RPC interface to the NFS Server is open, any process can send request to a server.

In UNIX, NFS’ file handle derived from file’s i-node number adding two extra fields

  • Filesystem Identifier: UNIX mountable filesystem as grouping unit, stored in the superblock.
  • i-node generation number: In UNIX it is incremented each time the i-node is reused.

v-node related a remote file system to the local directory it is mounted.

Client Integration:

In UNIX it is integrated with the kernel so:

  • programs access files via system calls.
  • a single cliente module used for all the user-level processes.
  • encryption key passed to server retained in the kernel.
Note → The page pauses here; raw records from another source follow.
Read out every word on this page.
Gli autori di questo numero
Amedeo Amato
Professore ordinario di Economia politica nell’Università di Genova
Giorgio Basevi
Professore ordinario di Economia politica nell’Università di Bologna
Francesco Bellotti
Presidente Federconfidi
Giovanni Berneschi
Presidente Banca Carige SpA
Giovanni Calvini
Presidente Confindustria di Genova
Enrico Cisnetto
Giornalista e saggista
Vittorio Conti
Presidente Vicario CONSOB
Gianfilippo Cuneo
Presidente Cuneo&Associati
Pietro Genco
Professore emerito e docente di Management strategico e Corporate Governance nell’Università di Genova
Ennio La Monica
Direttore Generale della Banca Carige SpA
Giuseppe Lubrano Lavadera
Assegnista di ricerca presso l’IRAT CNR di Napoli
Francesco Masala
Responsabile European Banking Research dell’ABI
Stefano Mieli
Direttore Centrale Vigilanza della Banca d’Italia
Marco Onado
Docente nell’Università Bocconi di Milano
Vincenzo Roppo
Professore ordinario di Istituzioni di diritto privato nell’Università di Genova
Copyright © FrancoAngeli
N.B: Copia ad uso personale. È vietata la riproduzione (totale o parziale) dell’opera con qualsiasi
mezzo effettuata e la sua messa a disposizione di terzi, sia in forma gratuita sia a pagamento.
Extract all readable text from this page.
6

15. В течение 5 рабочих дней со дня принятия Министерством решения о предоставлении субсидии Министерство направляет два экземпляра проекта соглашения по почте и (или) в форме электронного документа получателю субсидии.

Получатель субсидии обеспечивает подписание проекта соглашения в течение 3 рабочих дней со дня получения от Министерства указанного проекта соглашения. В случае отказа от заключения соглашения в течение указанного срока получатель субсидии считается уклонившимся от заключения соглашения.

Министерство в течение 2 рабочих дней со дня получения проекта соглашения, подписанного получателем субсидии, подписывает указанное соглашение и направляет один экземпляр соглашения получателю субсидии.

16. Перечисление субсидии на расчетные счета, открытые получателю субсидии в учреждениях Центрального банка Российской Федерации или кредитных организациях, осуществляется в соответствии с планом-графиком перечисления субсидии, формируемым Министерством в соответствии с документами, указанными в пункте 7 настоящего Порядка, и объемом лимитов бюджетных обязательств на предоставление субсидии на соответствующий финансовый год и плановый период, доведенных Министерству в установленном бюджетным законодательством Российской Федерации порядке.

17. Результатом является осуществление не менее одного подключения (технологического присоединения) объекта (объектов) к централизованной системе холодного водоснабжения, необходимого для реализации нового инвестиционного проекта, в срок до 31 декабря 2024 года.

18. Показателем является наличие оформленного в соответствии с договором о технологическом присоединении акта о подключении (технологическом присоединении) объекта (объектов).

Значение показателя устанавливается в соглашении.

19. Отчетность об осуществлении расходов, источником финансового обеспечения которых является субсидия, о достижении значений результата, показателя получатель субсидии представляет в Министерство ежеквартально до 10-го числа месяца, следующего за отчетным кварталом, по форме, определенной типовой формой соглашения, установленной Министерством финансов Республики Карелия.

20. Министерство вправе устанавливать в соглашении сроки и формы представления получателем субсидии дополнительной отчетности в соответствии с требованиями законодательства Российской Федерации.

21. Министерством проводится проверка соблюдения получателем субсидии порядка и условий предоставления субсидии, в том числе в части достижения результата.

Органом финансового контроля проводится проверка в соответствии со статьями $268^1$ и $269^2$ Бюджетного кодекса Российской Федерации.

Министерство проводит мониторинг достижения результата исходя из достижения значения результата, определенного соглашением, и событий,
It share the same cache as local file systems

Several clients in different machines can access th same file so cache inconsistencies arise

Access Control and Authentication:

  • Each request must include user credentials.
  • DES Encryption and Kerberos added to the protocol

Mount Service:

  • A separate service deals with mounting using the mount protocol
  • Takes directory pathname and credentials and returns file handle.
  • hard-mounted: process suspended till operation has completed and keeps retrying if it is not available.
  • soft-mounted: client returns a failure after a number of retries

Path Name Translation:

Performed iteratively by the client

each remote directory translated separately using lookup

Caching must be used

Automounter:

  • Local NFS server
  • Receives a lookup request and forwards it to servers, then create  a symlink to avoid automounter in future requests
  • No references to the symbolic link for a time leads to unmount it
  • kernel implementations avoid the symlink

Server Caching:

  • NFS Servers use OS cache
  • write-through caching, data received stored in cache and written before a reply is sent to the client
  • commit caching, data is only written when a client issues a commit operation
  • standard NFS Clients send commits when a file is closed

Client Caching:

  • Client module caches read, write, geattr, lookup and readdir
  • Timestamp used to validate cached blocks
  • Tc, last validation
  • Tm, block last modification at the server
  • range of time 30 – 60 secs
  • Clients has no means to know whether a file is shared
  • Validation must be done for every file
  • First check (T – Tc) if false then Tm = Tmserver
  • Recent updates not always visible to clients sharing the file
  • read-ahead, delayed-write using bio-daemon.

NFS + Kerberos:

  • Used only at mount time
  • Server retains mounts at each client computer.

Performance:

  • No performance penalty comparing to local disks
  • frequent use of getattr
  • write-through at the server is poor

Design Goals:

  • Access Transparency:  Delivered through client module.
  • Location Transparency: Each client establishes file name space via mounted directories
  • Mobility Transparency: When moving between servers clients must updates their tables too.
  • Scalability: Adding disks or CPUs. Problems when some files are frequently accessed.
  • File Replication: Not supported
  • Hardware and OS Heterogeneity: Implemented for lots of OSs and hardware platforms
  • Fault Tolerance: If the server crashes the clients continue at the same point they left when the server restarts
  • Consistency: half achieved being close to one-copy semantics, ok for majority of applications. Not for coordination between computers
  • Security: Must use Kerberos or other new mechanisms
  • Efficiency: Used in heavy loads situations